Questioned about U.K’s choice of the four countries as permanent members, she said that it had to do with geographic balance and recognizing their rising influence. Last week, Pakistan’s UN Ambassador Munir Akram told an IGN meeting that progress has indeed been made during the current session.
“The IGN has held constructive discussions this year on all the five interlinked ‘clusters’ of issues on Security Council reform,” Ambassador Akram said, adding, “As evident … the areas of convergence have been broadened, and divergences have been further reduced…”
Full-scale negotiations to reform the Security Council began in the General Assembly in February 2009 on five key areas — the categories of membership, the question of veto, regional representation, size of an enlarged Security Council, and working methods of the council and its relationship with the General Assembly.
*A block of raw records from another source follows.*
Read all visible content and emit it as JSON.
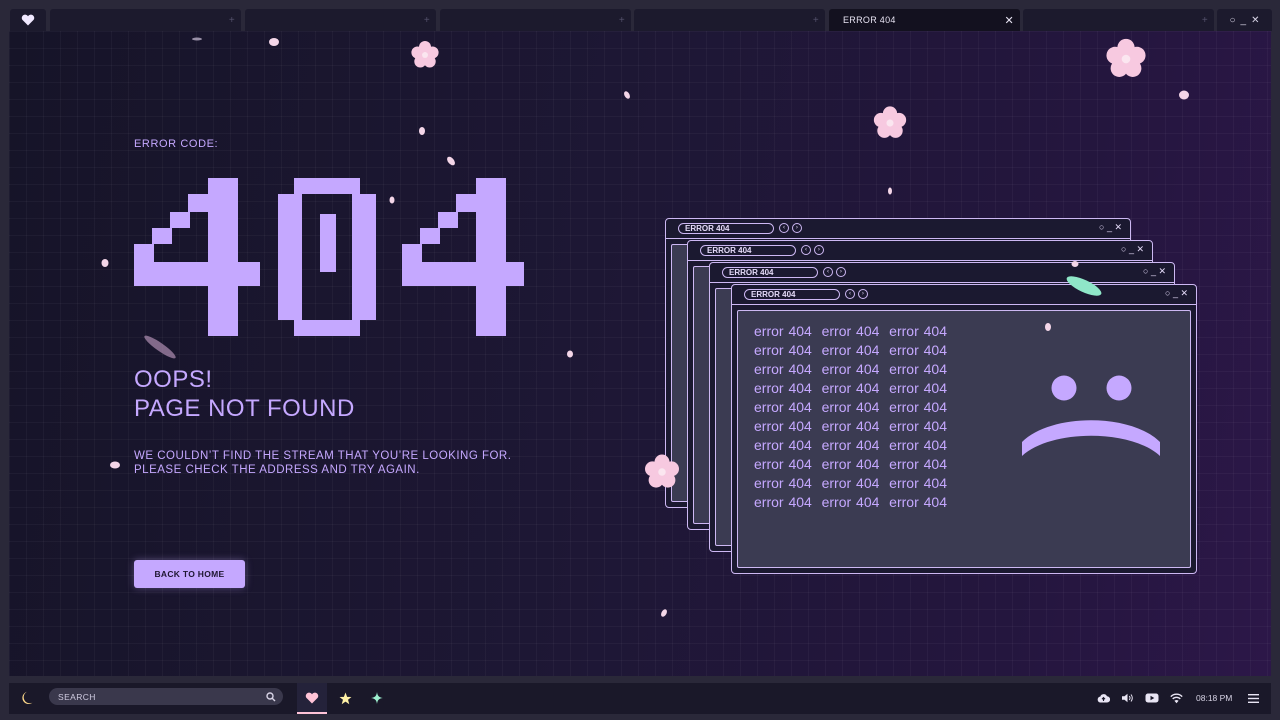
{
  "tabs": [
    {
      "label": "",
      "active": false
    },
    {
      "label": "",
      "active": false
    },
    {
      "label": "",
      "active": false
    },
    {
      "label": "",
      "active": false
    },
    {
      "label": "ERROR 404",
      "active": true
    },
    {
      "label": "",
      "active": false
    }
  ],
  "window_controls": {
    "maximize": "○",
    "minimize": "_",
    "close": "✕"
  },
  "page": {
    "error_label": "ERROR CODE:",
    "error_code": "404",
    "headline_line1": "OOPS!",
    "headline_line2": "PAGE NOT FOUND",
    "description_line1": "WE COULDN’T FIND THE STREAM THAT YOU’RE LOOKING FOR.",
    "description_line2": "PLEASE CHECK THE ADDRESS AND TRY AGAIN.",
    "home_button": "BACK TO HOME"
  },
  "error_windows": {
    "title": "ERROR 404",
    "controls": "○ _ ✕",
    "repeated_text": "error 404  error 404  error 404",
    "line_count": 10
  },
  "taskbar": {
    "search_placeholder": "SEARCH",
    "time": "08:18 PM",
    "pinned_icons": [
      "heart-icon",
      "star-icon",
      "sparkle-icon"
    ],
    "tray_icons": [
      "cloud-upload-icon",
      "volume-icon",
      "youtube-icon",
      "wifi-icon",
      "menu-icon"
    ]
  },
  "colors": {
    "accent": "#c5a8ff",
    "tab_active_bg": "#13111f",
    "window_border": "#cdb8f3",
    "window_body": "#3b3b52",
    "petal": "#f7c9e0"
  }
}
Despite a general agreement on enlarging the Council, as part of the UN reform process, member states remain divided over the details.
The so-called Group of Four — India, Brazil, Germany and Japan — who seek for themselves permanent seats on the Council have shown no flexibility in their campaign for expanding the Council by 10 seats, with six additional permanent and four non-permanent members.
On the other hand, the UfC group, which firmly opposes additional permanent members, has proposed a new category of members — not permanent members — with longer duration in terms and a possibility to get re-elected.
The Security Council is currently composed of five permanent members — Britain, China, France, Russia and the United States — and 10 non-permanent members elected to serve for two years.